Chinese edition of Technological Singularity comes at right time

Updated: 2016-05-25 11:12

By Yang Yang(China Daily)

  Print Mail Large Medium  Small 0

Chinese edition of <EM>Technological Singularity</EM> comes at right time

British author Murray Shanahan says his new book on AI "isn't science fiction but speculation about the future".[Photo provided to China Daily]

In his book The Singularity Is Near, American computer scientist Ray Kurzweil had predicted a decade ago that by 2045 non-biological intelligence will have exceeded biological intelligence on Earth due to exponential changes in infotech, biotech and nanotech.

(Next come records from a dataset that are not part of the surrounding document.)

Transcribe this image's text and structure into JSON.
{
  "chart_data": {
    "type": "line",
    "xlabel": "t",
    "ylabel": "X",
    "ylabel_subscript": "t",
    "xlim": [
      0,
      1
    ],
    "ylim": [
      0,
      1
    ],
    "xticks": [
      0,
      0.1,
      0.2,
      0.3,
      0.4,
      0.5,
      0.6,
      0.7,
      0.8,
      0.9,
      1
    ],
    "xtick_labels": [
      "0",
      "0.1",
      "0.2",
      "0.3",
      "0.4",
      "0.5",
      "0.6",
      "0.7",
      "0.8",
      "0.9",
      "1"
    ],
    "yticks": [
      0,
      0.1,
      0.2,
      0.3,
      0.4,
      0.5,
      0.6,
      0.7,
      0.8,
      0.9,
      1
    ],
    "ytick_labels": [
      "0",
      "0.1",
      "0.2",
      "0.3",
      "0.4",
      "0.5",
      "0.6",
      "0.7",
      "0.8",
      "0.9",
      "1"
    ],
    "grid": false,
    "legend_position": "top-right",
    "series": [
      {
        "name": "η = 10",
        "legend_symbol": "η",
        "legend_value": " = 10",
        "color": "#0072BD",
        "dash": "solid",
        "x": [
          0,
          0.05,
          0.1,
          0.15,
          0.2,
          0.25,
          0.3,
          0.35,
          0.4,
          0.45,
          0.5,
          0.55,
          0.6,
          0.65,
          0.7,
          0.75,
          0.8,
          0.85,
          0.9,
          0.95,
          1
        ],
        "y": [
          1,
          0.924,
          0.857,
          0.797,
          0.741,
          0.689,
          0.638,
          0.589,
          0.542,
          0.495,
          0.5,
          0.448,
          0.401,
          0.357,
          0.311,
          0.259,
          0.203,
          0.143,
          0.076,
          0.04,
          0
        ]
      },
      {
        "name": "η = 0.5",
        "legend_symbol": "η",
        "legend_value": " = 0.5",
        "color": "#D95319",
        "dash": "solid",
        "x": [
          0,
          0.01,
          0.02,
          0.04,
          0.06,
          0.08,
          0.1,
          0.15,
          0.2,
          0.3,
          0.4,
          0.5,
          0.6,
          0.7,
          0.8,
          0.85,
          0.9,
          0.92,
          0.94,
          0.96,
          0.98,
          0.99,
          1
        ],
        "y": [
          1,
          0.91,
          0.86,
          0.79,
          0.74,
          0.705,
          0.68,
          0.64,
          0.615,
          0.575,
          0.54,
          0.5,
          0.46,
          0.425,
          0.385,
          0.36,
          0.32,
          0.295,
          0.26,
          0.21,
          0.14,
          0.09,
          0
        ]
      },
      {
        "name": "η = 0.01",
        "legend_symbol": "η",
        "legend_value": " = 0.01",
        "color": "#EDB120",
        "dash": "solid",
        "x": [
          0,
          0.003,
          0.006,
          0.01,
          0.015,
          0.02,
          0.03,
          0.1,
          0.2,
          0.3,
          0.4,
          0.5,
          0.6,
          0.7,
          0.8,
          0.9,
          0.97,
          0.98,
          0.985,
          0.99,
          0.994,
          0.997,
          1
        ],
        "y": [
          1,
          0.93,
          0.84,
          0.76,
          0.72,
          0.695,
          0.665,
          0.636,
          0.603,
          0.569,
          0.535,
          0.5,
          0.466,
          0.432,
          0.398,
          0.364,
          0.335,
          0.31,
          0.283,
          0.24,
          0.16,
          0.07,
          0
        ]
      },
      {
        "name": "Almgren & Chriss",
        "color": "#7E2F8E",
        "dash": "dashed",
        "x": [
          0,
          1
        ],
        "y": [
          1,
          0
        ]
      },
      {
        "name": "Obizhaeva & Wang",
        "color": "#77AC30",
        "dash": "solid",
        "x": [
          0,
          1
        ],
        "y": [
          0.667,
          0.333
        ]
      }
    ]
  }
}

Basically, man and machine will become one.

But Murray Shanahan, a London-based cognitive robotics professor, disagrees with Kurzweil's theory in his more recent book, Technological Singularity.

"Kurzweil was very precise (about time)," Shanahan tells China Daily in an interview in Beijing. "Technological singularity has a very dramatic impact on humanity."

But for Shanahan, it is a thing of the future that may or may not come, and in which human-level artificial intelligence is quickly followed by super AI.

When human-level AI is realized, it has the ability of self-improvement. As a result, a machine's intelligence will surpass that of people.

It's a revolution that is expected to bring various benefits to society, but also possible threats that force us to think about moral problems in building super smart machines with or without a human heart.

A Chinese edition of Technological Singularity was recently published by China Citic Press. It comes at a time when such concepts are being hotly discussed in the domestic infotech industry.

"The book is easy to follow as the author, a veteran researcher, has used simple language to explain AI and technological singularity," says Bi Yiling, the editor at Citic who is responsible for introducing the book to Chinese readers.

Scientists and engineers are now trying to build human-level AI in three ways: One is to scan the brain and copy its biological behavior through a computer; next is to build human-level AI from scratch, like neural networks used in the machine learning system of AlphaGo; and the third is to combine the first two approaches.

Shanahan, 51, teaches AI and computational neuroscience at Imperial College London.

When British director Alex Garland was preparing for his later Oscar-nominated film Ex Machina, he came across Shanahan's previous book Embodiment and the Inner Life, which is about cognition and AI consciousness.

In the film, AI maker Nathan tries to find out if his work Ava has consciousness.

"The movie is not only about intelligence, but also consciousness. Certainly, Ava seems to have human-level AI," Shanahan says, adding that one needs to keep in mind that it is a film.